Getting documents into Solr

NOTE: These are just some remarks about some ways to import records into Solr that might be helpful to others. –Chris 

If you download and use the ogpIngest tool from our github repository, you can import records directly from our solr instance at http://geodata.tufts.edu/solr using the ‘Ingest Records from Remote Solr Instance’ page, even if you are not using ogpIngest to ingest your own records.  This was the tool that I used to import records from our old solr 1.4 instance to our solr 4.0 instance.  I also use it quite a bit to grab records to put into test solr instances.

Alternatively, you can produce a csv data dump of current Tufts records like so:

http://geodata.tufts.edu/solr/select?q=Institution:Tufts&rows=10000&wt=csv

MassGIS is “Institution:MassGIS”

Of course, you can use whatever query parameters you wish.  So you could add something like “+AND+!Access:Restricted” to the query to filter out restricted layers, or ‘+AND+!DataType:”Paper Map”+AND+!DataType:Raster’ to filter out scanned maps and rasters.  ’rows=10000′ is arbitrary (just some number equal to or larger than the number of returned documents), since the default value for rows returned is 10.

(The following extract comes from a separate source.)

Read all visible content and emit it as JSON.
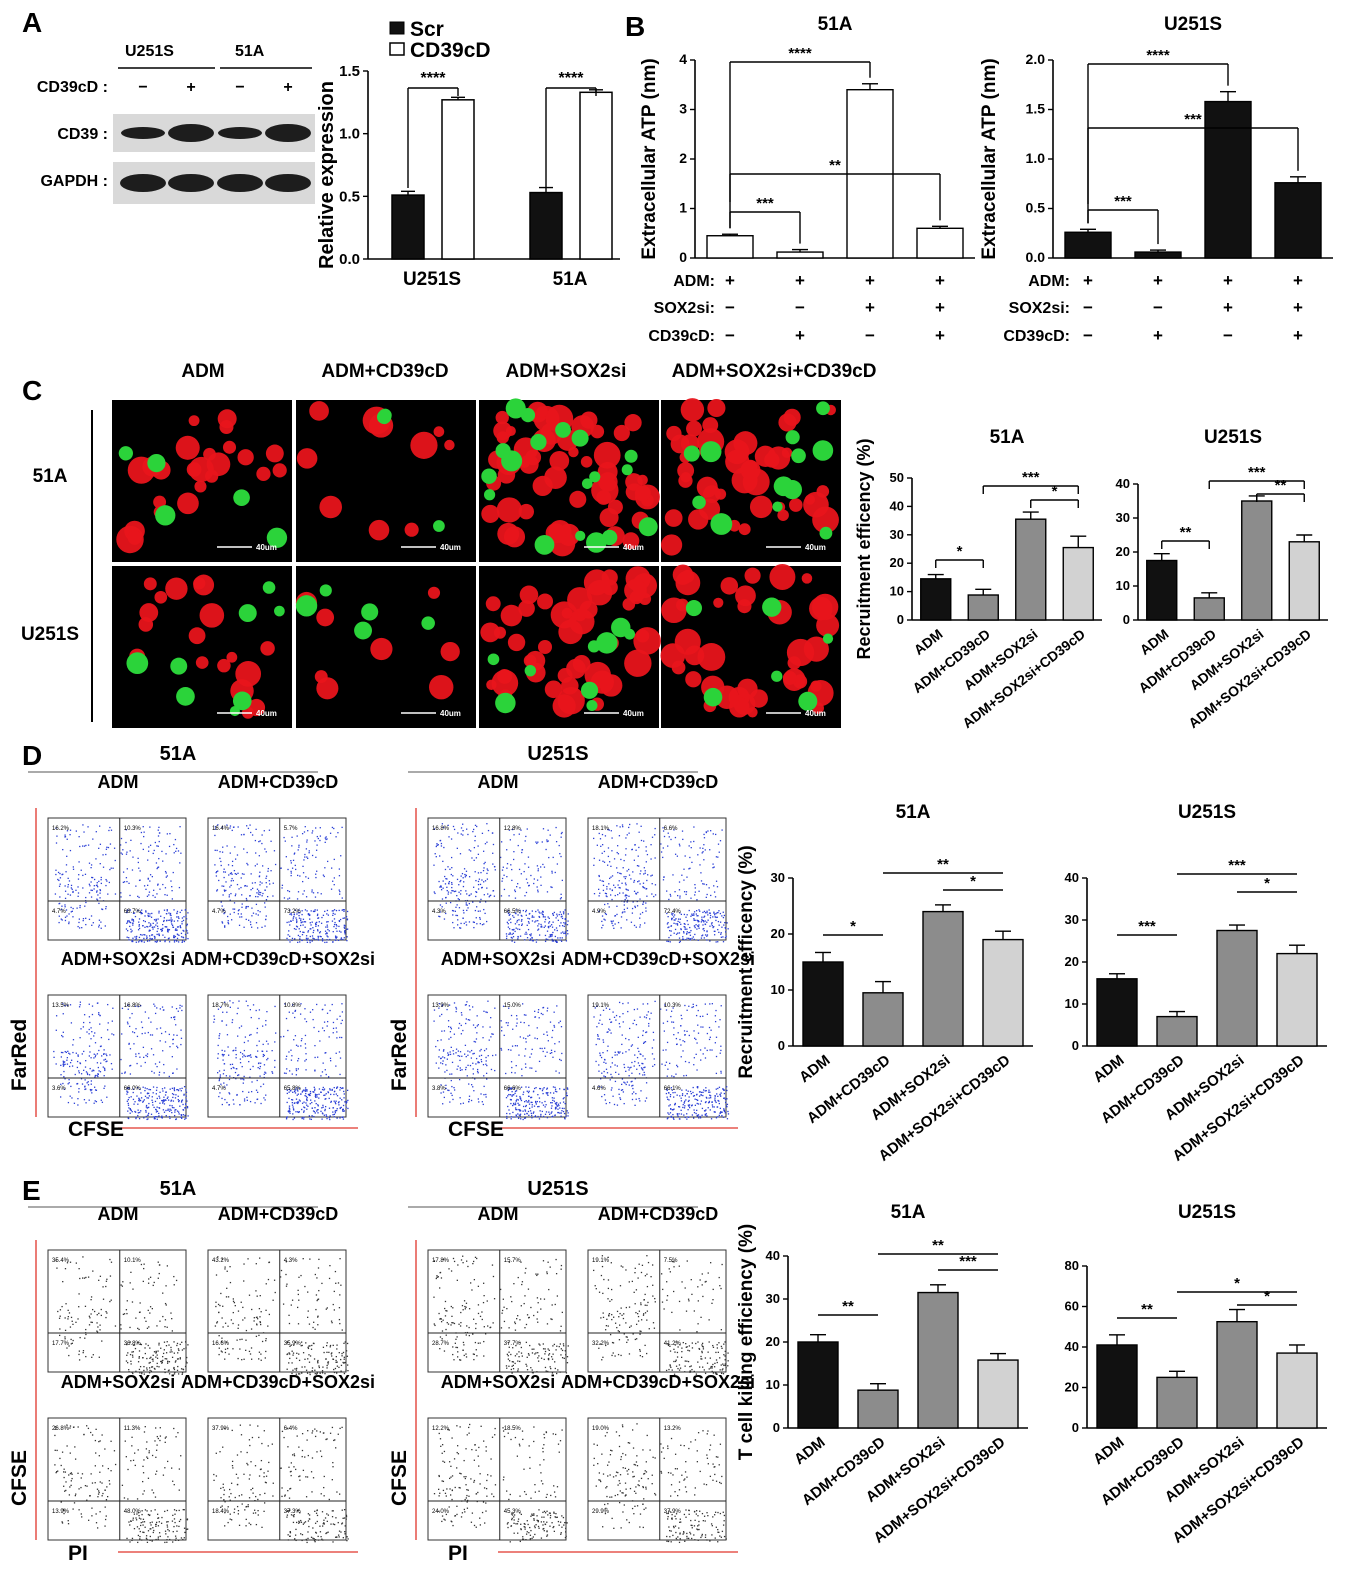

The resulting CSV document can be imported into solr using curl via the /update method.

See: http://wiki.apache.org/solr/UpdateCSV

The CSV request handler should be enabled by default in Solr 4.3. The main thing I see to watch out for is to add “&overwrite=true” to avoid duplicate data sets.  Alternatively, delete your current records for an institution before you import the new ones.

Since there is no way to provide document or field index-time boosts with the CSV format, however many indices do not utilize that feature.

This method may not always work well, but we’re not currently doing any index time boosts.

Don’t forget to commit and optimize after you’re done.